Ele pensou e parecia cogitar me contar algo doloroso, então encheu a sua taça de vinho e falou baixo, como se tivesse dificuldade:
⸺ Tive uma, ela era incrível e eu era apaixonado por ela, mas eu tenho um problema com a vida ou com a morte, como preferir, todas as pessoas que eu amo... eu perco. ⸺ Ele bebeu um gole do vinho e ainda olhava para baixo.
⸺ Como era o nome dela? ⸺ perguntei, já sentindo um caroço se formar na minha garganta por ver sua tristeza.
⸺ Aline. ⸺ Ele riu sem vontade como se segurasse as lágrimas. ⸺ Ela morreu no dia em que me contou que estava grávida e foi o dia mais feliz e mais triste da minha vida. Uma bala perdida, uma maldita bala perdida que podia ter me atingido, mas atingiu a ela e eu não consegui protegê-la.
Eu estava com os olhos marejados.
⸺ Sinto muito ⸺ consegui dizer, tentando segurar as lágrimas.
⸺ Isso faz nove anos e eu nunca mais consegui ter ninguém. ⸺ Deu mais um gole do vinho. ⸺ E depois da morte da Aline e do bebê que ela esperava, larguei a faculdade de letras e decidi me tornar segurança na tentativa de descontar toda a minha frustação de não ter conseguido defender a mulher que eu amava, defendendo outras pessoas da morte. ⸺ Ele riu. ⸺ Segui levando a vida de maneira automática, moro sozinho em um Kitnet e guardo todo o dinheiro que ganho, pois não tenho planos nem sonhos nem nada que eu queira tanto ou que me anime a gastá-lo, então criei o hábito de guardá-lo e com isso apenas sigo.

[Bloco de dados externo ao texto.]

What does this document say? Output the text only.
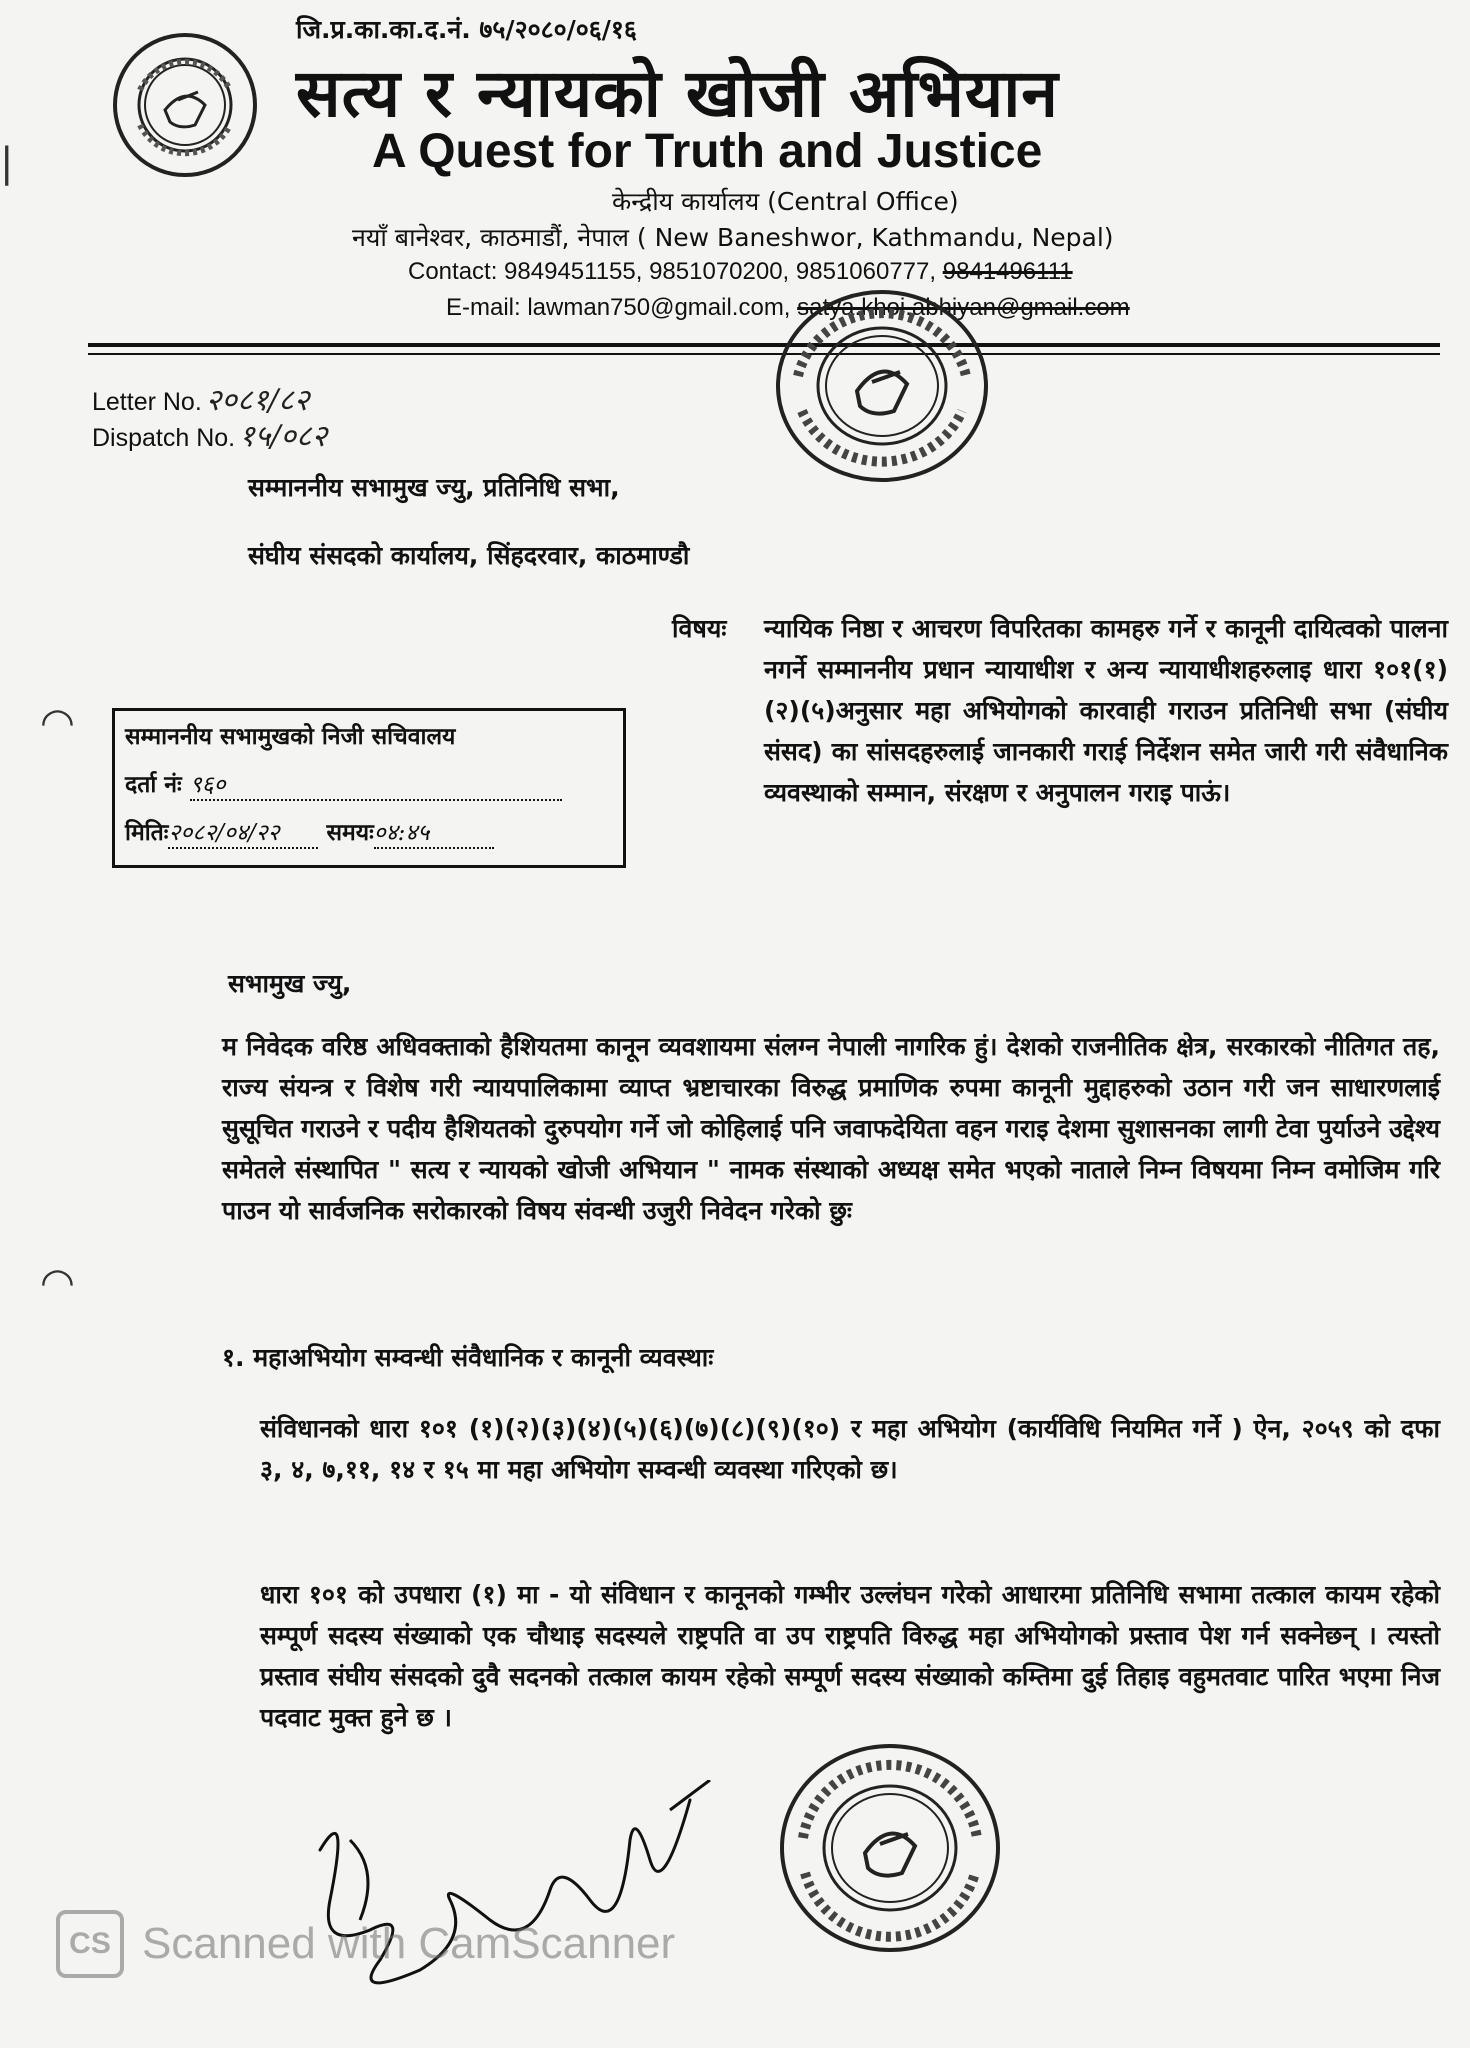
|
◠
◠
जि.प्र.का.का.द.नं. ७५/२०८०/०६/१६
सत्य र न्यायको खोजी अभियान
A Quest for Truth and Justice
केन्द्रीय कार्यालय (Central Office)
नयाँ बानेश्वर, काठमाडौं, नेपाल ( New Baneshwor, Kathmandu, Nepal)
Contact: 9849451155, 9851070200, 9851060777, 9841496111
E-mail: lawman750@gmail.com, satya.khoj.abhiyan@gmail.com
Letter No. २०८१/८२
Dispatch No. १५/०८२
सम्माननीय सभामुख ज्यु, प्रतिनिधि सभा,
संघीय संसदको कार्यालय, सिंहदरवार, काठमाण्डौ
विषयः न्यायिक निष्ठा र आचरण विपरितका कामहरु गर्ने र कानूनी दायित्वको पालना नगर्ने सम्माननीय प्रधान न्यायाधीश र अन्य न्यायाधीशहरुलाइ धारा १०१(१)(२)(५)अनुसार महा अभियोगको कारवाही गराउन प्रतिनिधी सभा (संघीय संसद) का सांसदहरुलाई जानकारी गराई निर्देशन समेत जारी गरी संवैधानिक व्यवस्थाको सम्मान, संरक्षण र अनुपालन गराइ पाऊं।
सम्माननीय सभामुखको निजी सचिवालय
दर्ता नंः ९६०
मितिः२०८२/०४/२२ समयः०४:४५
सभामुख ज्यु,
म निवेदक वरिष्ठ अधिवक्ताको हैशियतमा कानून व्यवशायमा संलग्न नेपाली नागरिक हुं। देशको राजनीतिक क्षेत्र, सरकारको नीतिगत तह, राज्य संयन्त्र र विशेष गरी न्यायपालिकामा व्याप्त भ्रष्टाचारका विरुद्ध प्रमाणिक रुपमा कानूनी मुद्दाहरुको उठान गरी जन साधारणलाई सुसूचित गराउने र पदीय हैशियतको दुरुपयोग गर्ने जो कोहिलाई पनि जवाफदेयिता वहन गराइ देशमा सुशासनका लागी टेवा पुर्याउने उद्देश्य समेतले संस्थापित " सत्य र न्यायको खोजी अभियान " नामक संस्थाको अध्यक्ष समेत भएको नाताले निम्न विषयमा निम्न वमोजिम गरि पाउन यो सार्वजनिक सरोकारको विषय संवन्धी उजुरी निवेदन गरेको छुः
१. महाअभियोग सम्वन्धी संवैधानिक र कानूनी व्यवस्थाः
संविधानको धारा १०१ (१)(२)(३)(४)(५)(६)(७)(८)(९)(१०) र महा अभियोग (कार्यविधि नियमित गर्ने ) ऐन, २०५९ को दफा ३, ४, ७,११, १४ र १५ मा महा अभियोग सम्वन्धी व्यवस्था गरिएको छ।
धारा १०१ को उपधारा (१) मा - यो संविधान र कानूनको गम्भीर उल्लंघन गरेको आधारमा प्रतिनिधि सभामा तत्काल कायम रहेको सम्पूर्ण सदस्य संख्याको एक चौथाइ सदस्यले राष्ट्रपति वा उप राष्ट्रपति विरुद्ध महा अभियोगको प्रस्ताव पेश गर्न सक्नेछन् । त्यस्तो प्रस्ताव संघीय संसदको दुवै सदनको तत्काल कायम रहेको सम्पूर्ण सदस्य संख्याको कम्तिमा दुई तिहाइ वहुमतवाट पारित भएमा निज पदवाट मुक्त हुने छ ।
CS Scanned with CamScanner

⸺ Somos parecidos ⸺ falei no automático, ele levantou o olhar e me encarou.⸺ Eu também ultimamente apenas sigo e consigo entender o que você vem sentindo todos esses anos, Othon, e sei o quanto sente-se... sufocado. Eu não ando tendo motivos para sorrir e apesar de não ter perdido ninguém, sinto a morte quando penso que uma parte de mim morreu, ou melhor, uma parte de mim foi morta por críticas e cobranças.
Ele assentiu, ficamos em silêncio até que eu falei baixo:
⸺ Sinto muito por suas perdas e entendo perfeitamente a sua dor, mas você não pode pensar que você morreu também. Você ainda está vivo e posso não ser a pessoa mais indicada para dar esse conselho, porém, sempre fui melhor em aconselhar do que seguir conselhos, então acho que você já viveu seu luto e tem que honrar as pessoas que se foram, vivendo. E se algo acontecer e você perder alguém, isso é a vida, um dia será alguém perdendo você.
Ele ficou de cabeça baixa e parecia apertar os lábios se controlando até que disse:
⸺ Obrigado, eu precisava ouvir isso e saiba que eu também sinto pelas suas perdas. ⸺ Othon falou baixo e depois me encarou. ⸺ Percebi o quanto você tem que aguentar e você é muito forte por se manter com sanidade naquela casa, vejo você como uma pessoa que tem tudo e ao mesmo tempo não tem nada. ⸺ Eu tive que desviar o olhar do seu e com os olhos fechados, senti as lágrimas escorreram por meu rosto.
⸺ É exatamente isso ⸺ sussurrei, aliviada por alguém enfim me entender.
Com isso ficamos em silêncio e só o barulho dos trovões lá fora, era ouvido entre nós. Ficamos sem assunto para continuar e ambos sentindo o peso das nossas vidas, mas pela primeira vez eu não me senti culpada por ter tudo e reclamar, pela primeira vez eu senti que alguém entendia que eu tinha problemas e entendia o que eu sentia. Um estranho que entrou na minha vida há dois dias, me entendia tão perfeitamente que eu tinha até medo.